Research led by Mathew Holden of Australia’s ARC Centre of Excellence for Environmental Decisions finds that a funeral rite known as “conservation burial” could potentially raise billions of dollars to fund the protection of habitat and threatened species.
Conservation burial – sometimes called natural burial – involves interring the deceased in ways that do not inhibit the process of decomposition. In effect this means not embalming the body and using a coffin that rapidly breaks down (made of untreated cardboard, for instance).
It is already quite widely practised around the world – subject to country by country regulation. Because it is environmentally benign, conservation burial grounds often double up as meadows and parkland.
Holden and co-author Eve McDonald-Madden, however, propose taking the matter one step further and using conservation burials to provide green spaces specifically geared to the preserving endangered species. The cost differential between traditional and natural burials could also be leveraged to provide funds for habitat management and protection.

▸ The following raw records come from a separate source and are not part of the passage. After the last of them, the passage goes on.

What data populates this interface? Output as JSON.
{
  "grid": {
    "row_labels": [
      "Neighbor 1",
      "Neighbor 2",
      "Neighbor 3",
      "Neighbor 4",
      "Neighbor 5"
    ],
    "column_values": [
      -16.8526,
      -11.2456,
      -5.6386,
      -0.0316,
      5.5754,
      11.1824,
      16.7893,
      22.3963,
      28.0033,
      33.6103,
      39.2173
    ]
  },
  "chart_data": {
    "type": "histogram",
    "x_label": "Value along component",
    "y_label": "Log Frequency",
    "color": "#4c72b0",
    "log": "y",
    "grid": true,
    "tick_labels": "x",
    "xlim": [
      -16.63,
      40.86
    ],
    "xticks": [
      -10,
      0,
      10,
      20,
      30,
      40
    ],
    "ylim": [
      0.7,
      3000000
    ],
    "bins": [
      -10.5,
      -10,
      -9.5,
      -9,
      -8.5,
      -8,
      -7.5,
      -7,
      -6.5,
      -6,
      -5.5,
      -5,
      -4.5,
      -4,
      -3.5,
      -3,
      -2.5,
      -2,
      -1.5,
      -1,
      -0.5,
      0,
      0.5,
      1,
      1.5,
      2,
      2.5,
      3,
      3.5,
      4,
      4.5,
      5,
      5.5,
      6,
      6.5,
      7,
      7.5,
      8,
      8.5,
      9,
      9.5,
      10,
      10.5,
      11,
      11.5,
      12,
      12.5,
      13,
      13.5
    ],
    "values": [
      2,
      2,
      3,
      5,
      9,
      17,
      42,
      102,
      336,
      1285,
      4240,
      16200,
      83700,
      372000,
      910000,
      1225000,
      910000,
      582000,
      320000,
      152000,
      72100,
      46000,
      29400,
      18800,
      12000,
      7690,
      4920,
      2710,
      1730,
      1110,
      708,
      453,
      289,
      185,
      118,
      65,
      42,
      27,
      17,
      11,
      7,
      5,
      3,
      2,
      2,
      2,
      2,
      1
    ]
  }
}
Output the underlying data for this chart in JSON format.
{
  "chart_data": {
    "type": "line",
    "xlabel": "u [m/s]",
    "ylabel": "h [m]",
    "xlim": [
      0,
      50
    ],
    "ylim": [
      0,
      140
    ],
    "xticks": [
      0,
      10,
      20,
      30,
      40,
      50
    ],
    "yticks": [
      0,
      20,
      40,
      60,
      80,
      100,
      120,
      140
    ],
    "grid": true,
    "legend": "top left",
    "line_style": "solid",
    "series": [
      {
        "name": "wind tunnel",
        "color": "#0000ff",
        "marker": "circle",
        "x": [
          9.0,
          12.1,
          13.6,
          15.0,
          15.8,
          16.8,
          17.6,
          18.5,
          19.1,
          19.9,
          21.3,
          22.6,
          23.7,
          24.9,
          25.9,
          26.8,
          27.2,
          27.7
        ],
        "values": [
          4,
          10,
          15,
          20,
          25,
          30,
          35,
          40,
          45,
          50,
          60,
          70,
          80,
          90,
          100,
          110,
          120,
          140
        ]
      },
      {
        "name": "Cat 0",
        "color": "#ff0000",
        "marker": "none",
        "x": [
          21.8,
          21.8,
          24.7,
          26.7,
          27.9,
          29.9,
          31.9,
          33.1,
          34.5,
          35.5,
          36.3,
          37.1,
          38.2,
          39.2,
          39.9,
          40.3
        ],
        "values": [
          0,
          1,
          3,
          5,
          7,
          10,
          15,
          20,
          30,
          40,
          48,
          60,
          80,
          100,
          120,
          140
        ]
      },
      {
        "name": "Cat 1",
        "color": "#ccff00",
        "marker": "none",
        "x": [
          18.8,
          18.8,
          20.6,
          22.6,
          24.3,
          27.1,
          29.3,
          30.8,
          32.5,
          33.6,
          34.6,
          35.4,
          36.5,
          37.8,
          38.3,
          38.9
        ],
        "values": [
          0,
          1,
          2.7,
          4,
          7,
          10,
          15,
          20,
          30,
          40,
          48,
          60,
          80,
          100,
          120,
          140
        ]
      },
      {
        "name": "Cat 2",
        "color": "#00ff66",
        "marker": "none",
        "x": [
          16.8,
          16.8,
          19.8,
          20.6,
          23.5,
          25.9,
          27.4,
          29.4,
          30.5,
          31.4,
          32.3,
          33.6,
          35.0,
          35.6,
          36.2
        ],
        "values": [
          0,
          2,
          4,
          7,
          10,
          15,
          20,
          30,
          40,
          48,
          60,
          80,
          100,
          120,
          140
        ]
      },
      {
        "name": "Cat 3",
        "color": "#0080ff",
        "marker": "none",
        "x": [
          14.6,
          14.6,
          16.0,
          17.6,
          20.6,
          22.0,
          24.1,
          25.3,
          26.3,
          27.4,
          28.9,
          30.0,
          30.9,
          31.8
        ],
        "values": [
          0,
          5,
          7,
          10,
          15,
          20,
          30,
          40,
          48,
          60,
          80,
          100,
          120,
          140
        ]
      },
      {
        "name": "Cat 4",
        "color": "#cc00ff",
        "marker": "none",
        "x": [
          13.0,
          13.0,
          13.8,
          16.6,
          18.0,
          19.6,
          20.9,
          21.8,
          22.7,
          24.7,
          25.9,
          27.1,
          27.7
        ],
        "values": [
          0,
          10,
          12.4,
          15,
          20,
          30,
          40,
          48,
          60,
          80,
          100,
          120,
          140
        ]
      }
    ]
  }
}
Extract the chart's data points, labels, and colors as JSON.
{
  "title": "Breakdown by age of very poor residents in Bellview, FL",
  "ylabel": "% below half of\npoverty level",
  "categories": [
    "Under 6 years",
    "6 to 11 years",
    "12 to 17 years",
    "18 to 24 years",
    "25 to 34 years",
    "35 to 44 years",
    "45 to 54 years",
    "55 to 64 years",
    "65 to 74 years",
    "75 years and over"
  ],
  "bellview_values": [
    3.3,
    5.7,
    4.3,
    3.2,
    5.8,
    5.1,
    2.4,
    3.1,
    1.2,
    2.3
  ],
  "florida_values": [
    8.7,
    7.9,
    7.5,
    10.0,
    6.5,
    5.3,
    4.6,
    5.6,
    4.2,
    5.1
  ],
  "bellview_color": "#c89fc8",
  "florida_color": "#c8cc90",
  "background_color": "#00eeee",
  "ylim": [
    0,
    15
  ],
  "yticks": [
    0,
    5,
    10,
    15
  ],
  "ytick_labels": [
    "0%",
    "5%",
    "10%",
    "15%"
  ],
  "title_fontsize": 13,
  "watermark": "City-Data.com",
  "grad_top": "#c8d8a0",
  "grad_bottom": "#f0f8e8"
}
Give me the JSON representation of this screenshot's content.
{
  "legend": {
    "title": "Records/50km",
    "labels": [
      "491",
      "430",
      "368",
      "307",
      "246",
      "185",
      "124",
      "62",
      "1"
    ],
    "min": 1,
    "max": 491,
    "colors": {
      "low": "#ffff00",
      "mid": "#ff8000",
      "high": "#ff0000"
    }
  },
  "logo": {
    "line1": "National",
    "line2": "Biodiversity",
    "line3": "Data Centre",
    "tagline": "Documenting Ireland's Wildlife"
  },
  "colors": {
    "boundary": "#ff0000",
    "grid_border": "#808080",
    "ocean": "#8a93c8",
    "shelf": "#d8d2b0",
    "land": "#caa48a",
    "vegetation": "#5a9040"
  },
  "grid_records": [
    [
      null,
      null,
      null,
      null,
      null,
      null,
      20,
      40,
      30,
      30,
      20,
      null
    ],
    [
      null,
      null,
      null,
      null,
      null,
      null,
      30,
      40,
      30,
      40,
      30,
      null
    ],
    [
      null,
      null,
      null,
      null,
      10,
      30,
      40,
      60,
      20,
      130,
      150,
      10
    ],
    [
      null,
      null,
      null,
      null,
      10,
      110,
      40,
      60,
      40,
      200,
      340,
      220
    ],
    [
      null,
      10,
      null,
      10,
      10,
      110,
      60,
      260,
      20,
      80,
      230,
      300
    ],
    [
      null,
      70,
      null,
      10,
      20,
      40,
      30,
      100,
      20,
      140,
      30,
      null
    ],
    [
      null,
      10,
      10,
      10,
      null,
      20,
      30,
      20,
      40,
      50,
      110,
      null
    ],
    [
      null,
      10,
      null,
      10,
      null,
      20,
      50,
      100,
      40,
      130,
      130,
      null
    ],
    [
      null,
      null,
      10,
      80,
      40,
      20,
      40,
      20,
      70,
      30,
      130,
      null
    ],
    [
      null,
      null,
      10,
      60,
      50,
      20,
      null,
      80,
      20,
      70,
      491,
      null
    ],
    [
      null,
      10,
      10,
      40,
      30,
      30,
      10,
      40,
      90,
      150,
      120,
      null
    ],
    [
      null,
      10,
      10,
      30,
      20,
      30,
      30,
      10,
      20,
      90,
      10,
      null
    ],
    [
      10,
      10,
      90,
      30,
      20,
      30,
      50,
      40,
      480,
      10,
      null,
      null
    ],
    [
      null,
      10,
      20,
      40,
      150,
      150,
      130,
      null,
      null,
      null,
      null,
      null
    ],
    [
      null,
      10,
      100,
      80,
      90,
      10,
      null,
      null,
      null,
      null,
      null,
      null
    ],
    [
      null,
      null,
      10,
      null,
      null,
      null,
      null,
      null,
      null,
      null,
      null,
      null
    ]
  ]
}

The researchers point out that in the US the average funeral costs $7180. With 2.7 million Americans dying every year, the total annual revenue for the funeral sector is about $19 billion – way more than the $4.8 billion a year the International Union for the Conservation of Nature (IUCN) calculates is needed to protect every endangered species in the world.
A large part of the expense for a traditional funeral lies in embalming ($695) and procuring a coffin ($2,395). Around 45% of dead Americans are embalmed.
“Therefore,” the researchers write, “if all Americans who embalmed their remains purchased a conservation burial instead, US burials could produce $3.8 billion in conservation revenue.”
Timing the release of their research with Hallowe’en – a time when people’s minds naturally turn to the subject of dead things – Holden and McDonald-Madden point out that one’s efforts to improve the Earth should not end just because you do.
They write: “As Halloween, ‘the day of the dead’, approaches, we urge governments, NGOs, and the public to contemplate and celebrate how death can and should support future life on earth. If conservation burials became as commonplace as similar types of after-death charity, such as organ donation, then the biodiversity benefits would be enormous.”